Here is a comprehensive list of expenses to consider when working with your clients on their cash flows.

  • Rent [or mortgage, taxes, and upkeep] — ideally less than 30% of gross income
  • Utilities [heat, electricity, water]
  • Phone / data plan
  • Local transportation / car expenses
  • Travel
  • Groceries for eating at home
  • Eating out
  • Insurance [life, property, health, auto, umbrella]
  • Debt payments for student and personal loans, and payoff of credit card debt
  • Entertainment [at home and out]
  • Books, magazines, newspapers
  • Clothing, shoes
  • Personal care / medical expenses
  • Gym / fitness equipment
  • Savings [emergency fund of six months’ spending]
  • Charity
  • Gifts to family members
  • Taxes


Conclusion

When it comes to cash flows, CPAs can offer a wealth of experience and expertise in guiding their clients. All CPAs should add cash flows to their personal financial planning toolkit. And regular financial checkups can help improve the clients’ financial well-being and strengthen the client-CPA relationship.

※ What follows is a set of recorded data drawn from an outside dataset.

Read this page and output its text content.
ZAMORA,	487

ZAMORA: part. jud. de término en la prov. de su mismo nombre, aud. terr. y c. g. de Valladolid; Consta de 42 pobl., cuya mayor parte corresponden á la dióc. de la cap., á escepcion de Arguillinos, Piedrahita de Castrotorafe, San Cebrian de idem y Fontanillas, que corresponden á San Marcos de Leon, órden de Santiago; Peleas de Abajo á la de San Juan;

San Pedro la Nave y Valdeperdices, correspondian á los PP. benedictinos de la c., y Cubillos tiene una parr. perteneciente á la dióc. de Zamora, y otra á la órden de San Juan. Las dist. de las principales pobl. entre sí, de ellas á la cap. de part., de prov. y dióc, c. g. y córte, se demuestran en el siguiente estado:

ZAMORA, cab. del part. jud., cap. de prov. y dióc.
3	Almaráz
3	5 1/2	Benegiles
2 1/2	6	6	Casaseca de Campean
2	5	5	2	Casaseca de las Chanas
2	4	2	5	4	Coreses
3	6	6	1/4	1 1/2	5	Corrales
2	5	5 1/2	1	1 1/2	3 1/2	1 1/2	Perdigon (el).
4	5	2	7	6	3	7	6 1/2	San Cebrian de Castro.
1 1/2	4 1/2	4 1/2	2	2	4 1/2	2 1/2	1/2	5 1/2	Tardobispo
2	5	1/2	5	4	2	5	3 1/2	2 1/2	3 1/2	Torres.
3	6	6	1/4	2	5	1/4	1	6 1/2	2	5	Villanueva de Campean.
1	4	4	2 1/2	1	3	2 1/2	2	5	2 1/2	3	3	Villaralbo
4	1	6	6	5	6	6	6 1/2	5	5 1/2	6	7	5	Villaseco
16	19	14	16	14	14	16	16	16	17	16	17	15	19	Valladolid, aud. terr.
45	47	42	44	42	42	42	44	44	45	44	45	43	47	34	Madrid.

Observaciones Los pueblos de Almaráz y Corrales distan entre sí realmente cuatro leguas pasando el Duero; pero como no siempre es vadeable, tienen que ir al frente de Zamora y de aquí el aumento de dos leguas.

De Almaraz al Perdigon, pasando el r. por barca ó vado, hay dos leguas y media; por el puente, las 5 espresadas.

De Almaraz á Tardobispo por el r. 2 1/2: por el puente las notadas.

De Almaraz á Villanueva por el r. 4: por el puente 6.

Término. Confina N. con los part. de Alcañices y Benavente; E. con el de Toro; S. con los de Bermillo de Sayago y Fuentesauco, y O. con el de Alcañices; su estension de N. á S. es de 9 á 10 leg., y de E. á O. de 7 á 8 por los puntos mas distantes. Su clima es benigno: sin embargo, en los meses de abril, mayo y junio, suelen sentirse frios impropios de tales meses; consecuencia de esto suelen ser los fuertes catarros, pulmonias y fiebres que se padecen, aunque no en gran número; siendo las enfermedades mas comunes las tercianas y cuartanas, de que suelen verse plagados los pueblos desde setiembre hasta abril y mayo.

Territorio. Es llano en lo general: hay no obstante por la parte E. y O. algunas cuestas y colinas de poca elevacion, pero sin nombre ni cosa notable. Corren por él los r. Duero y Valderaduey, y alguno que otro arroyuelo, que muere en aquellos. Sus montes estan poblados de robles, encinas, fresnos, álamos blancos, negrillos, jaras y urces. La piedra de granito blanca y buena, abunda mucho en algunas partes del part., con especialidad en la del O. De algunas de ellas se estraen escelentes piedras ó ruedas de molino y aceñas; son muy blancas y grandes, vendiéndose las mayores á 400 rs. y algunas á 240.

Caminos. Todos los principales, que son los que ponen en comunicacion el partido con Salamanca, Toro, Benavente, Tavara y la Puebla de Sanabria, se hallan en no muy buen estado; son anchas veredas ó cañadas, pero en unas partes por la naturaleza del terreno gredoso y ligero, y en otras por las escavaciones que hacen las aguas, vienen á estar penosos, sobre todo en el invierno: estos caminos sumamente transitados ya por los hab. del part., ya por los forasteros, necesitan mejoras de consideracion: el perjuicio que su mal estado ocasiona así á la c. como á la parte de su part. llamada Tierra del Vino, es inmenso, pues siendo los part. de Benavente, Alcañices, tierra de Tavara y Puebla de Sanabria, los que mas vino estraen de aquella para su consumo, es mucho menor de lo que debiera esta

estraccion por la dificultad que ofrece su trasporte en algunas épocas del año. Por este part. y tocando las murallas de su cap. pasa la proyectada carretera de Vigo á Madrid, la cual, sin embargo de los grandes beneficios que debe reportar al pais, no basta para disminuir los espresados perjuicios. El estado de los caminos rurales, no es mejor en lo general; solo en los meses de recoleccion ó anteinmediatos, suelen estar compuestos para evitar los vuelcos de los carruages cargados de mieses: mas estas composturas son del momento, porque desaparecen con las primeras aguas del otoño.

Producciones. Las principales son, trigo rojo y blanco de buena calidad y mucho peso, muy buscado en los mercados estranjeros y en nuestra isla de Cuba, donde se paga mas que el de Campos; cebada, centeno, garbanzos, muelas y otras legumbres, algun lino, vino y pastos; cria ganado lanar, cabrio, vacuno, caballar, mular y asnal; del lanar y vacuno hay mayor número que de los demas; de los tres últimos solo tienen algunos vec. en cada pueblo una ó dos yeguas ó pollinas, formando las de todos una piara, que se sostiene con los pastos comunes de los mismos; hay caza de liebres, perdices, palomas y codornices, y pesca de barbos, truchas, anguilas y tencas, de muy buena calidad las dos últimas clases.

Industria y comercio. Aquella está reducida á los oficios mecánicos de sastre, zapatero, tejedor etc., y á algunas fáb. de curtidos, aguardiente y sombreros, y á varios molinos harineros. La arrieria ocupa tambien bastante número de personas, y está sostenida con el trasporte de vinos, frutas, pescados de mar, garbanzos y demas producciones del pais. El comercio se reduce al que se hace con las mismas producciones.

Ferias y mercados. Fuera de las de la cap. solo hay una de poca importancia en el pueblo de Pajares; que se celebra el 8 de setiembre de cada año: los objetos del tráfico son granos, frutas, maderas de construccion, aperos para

Jill A. Harris, CPA, MBA, has spent her career advising individuals, families, and family-owned businesses on personal financial management and tax planning matters. She served as a tax director in the New York City office of CohnReznick LLP. She was also VP of a NYC-based family office and private foundation serving 80 individuals spanning four generations. She is an active community volunteer in New Jersey and NYC, serving on many professional and nonprofit boards. A native of Los Angeles, she has a BA from UC Santa Barbara and an MBA from Columbia University.